When her charge was at length formed, the marriage, not only of the young lady, but likewise of her father, the widower, was resolved on. The widower then finding Mrs General both inconvenient and expensive, became of a sudden almost as much affected by her merits as the archdeacon had been, and circulated such praises of her surpassing worth, in all quarters where he thought an opportunity might arise of transferring the blessing to somebody else, that Mrs General was a name more honourable than ever.
The phoenix was to let, on this elevated perch, when Mr Dorrit, who had lately succeeded to his property, mentioned to his bankers that he wished to discover a lady, well-bred, accomplished, well connected, well accustomed to good society, who was qualified at once to complete the education of his daughters, and to be their matron or chaperon. Mr Dorrit's bankers, as bankers of the county- widower, instantly said, 'Mrs General.'
Pursuing the light so fortunately hit upon, and finding the concurrent testimony of the whole of Mrs General's acquaintance to be of the pathetic nature already recorded, Mr Dorrit took the trouble of going down to the county of the county-widower to see Mrs General, in whom he found a lady of a quality superior to his highest expectations.
'Might I be excused,' said Mr Dorrit, 'if I inquired--ha--what remune--'
'Why, indeed,' returned Mrs General, stopping the word, 'it is a subject on which I prefer to avoid entering. I have never entered on it with my friends here; and I cannot overcome the delicacy, Mr Dorrit, with which I have always regarded it. I am not, as I hope you are aware, a governess--'
'O dear no!' said Mr Dorrit. 'Pray, madam, do not imagine for a moment that I think so.' He really blushed to be suspected of it.
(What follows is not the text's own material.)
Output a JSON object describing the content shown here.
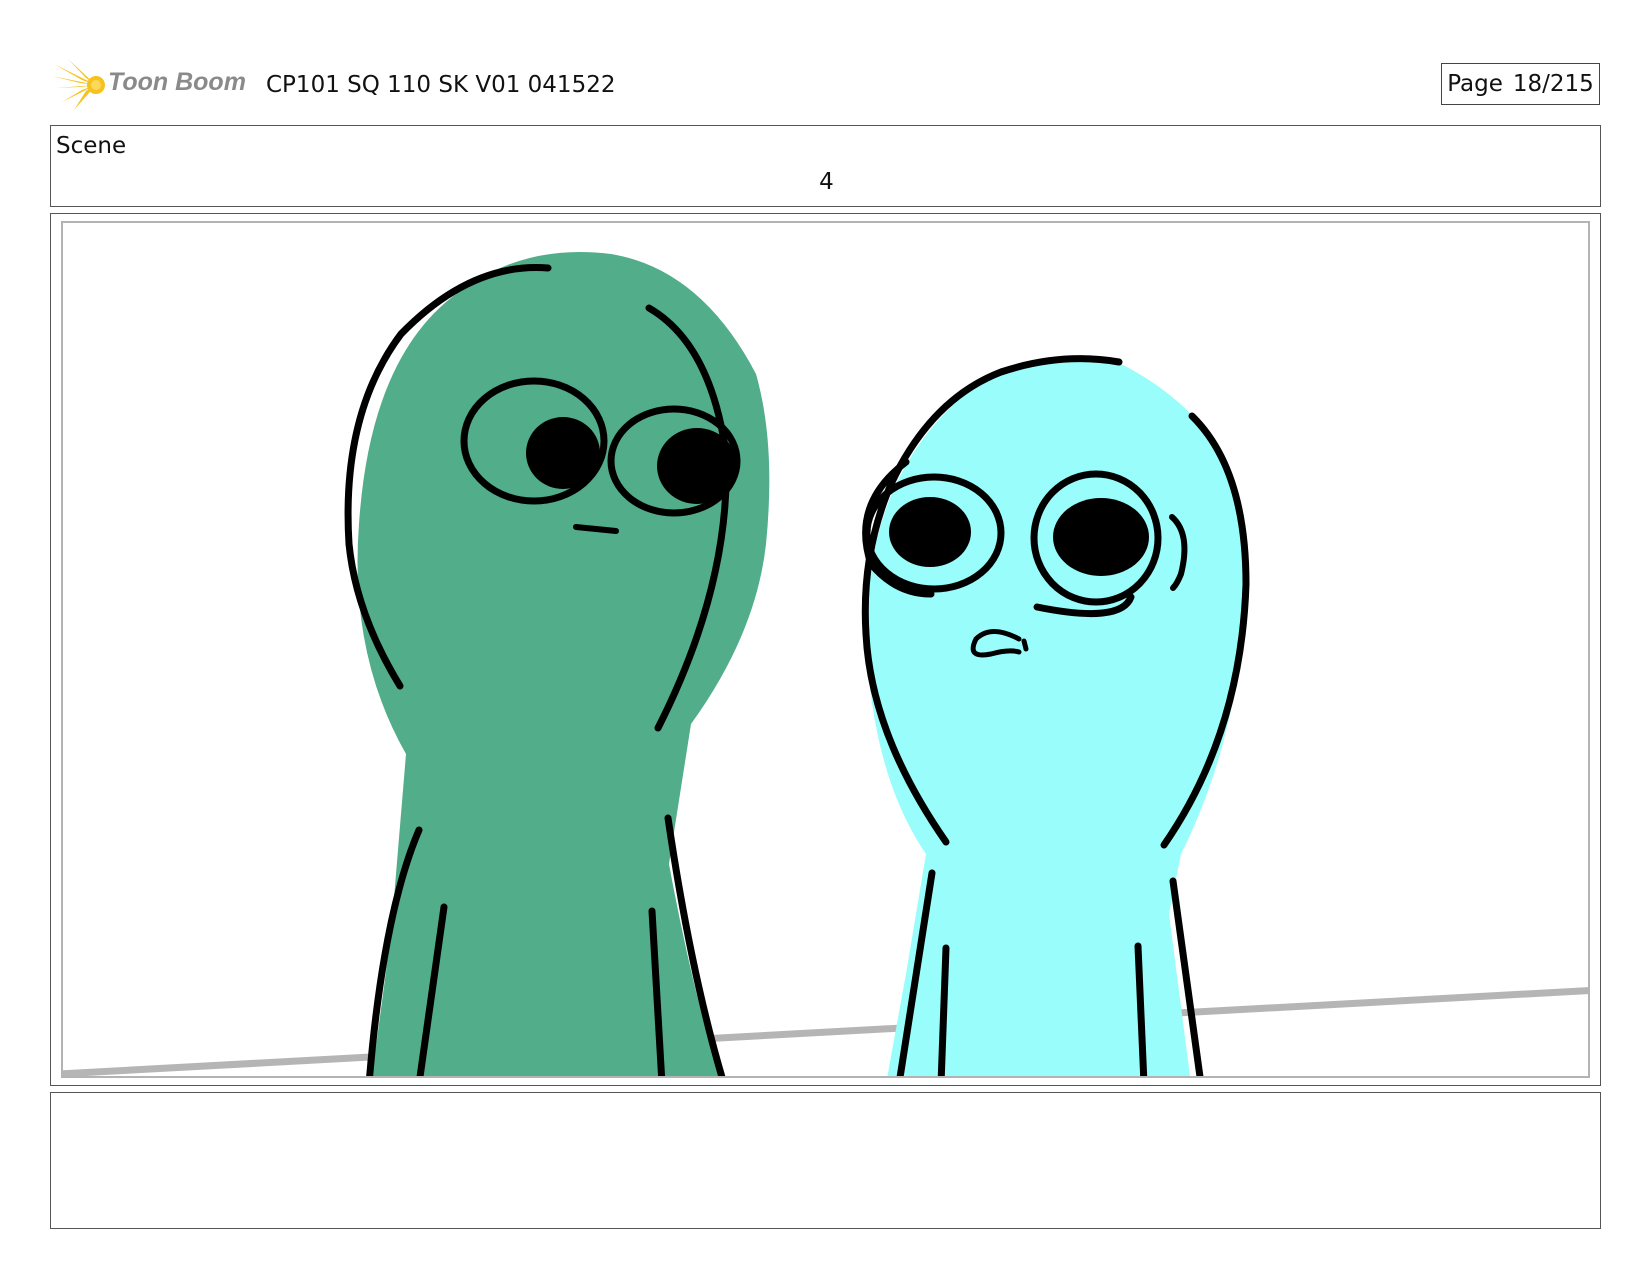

Mrs General gravely inclined her head. 'I cannot, therefore, put a price upon services which it is a pleasure to me to render if I can render them spontaneously, but which I could not render in mere return for any consideration. Neither do I know how, or where, to find a case parallel to my own. It is peculiar.'
No doubt. But how then (Mr Dorrit not unnaturally hinted) could the subject be approached. 'I cannot object,' said Mrs General--'though even that is disagreeable to me--to Mr Dorrit's inquiring, in confidence of my friends here, what amount they have been accustomed, at quarterly intervals, to pay to my credit at my bankers'.'
Mr Dorrit bowed his acknowledgements.
'Permit me to add,' said Mrs General, 'that beyond this, I can never resume the topic. Also that I can accept no second or inferior position. If the honour were proposed to me of becoming known to Mr Dorrit's family--I think two daughters were mentioned?--'
'I could only accept it on terms of perfect equality, as a companion, protector, Mentor, and friend.'
Mr Dorrit, in spite of his sense of his importance, felt as if it would be quite a kindness in her to accept it on any conditions. He almost said as much.
'I think,' repeated Mrs General, 'two daughters were mentioned?'
'Two daughters,' said Mr Dorrit again.
'It would therefore,' said Mrs General, 'be necessary to add a third more to the payment (whatever its amount may prove to be), which my friends here have been accustomed to make to my bankers'.'
Mr Dorrit lost no time in referring the delicate question to the county-widower, and finding that he had been accustomed to pay three hundred pounds a-year to the credit of Mrs General, arrived, without any severe strain on his arithmetic, at the conclusion that he himself must pay four. Mrs General being an article of that lustrous surface which suggests that it is worth any money, he made a formal proposal to be allowed to have the honour and pleasure of regarding her as a member of his family. Mrs General conceded that high privilege, and here she was.
In person, Mrs General, including her skirts which had much to do with it, was of a dignified and imposing appearance; ample, rustling, gravely voluminous; always upright behind the proprieties.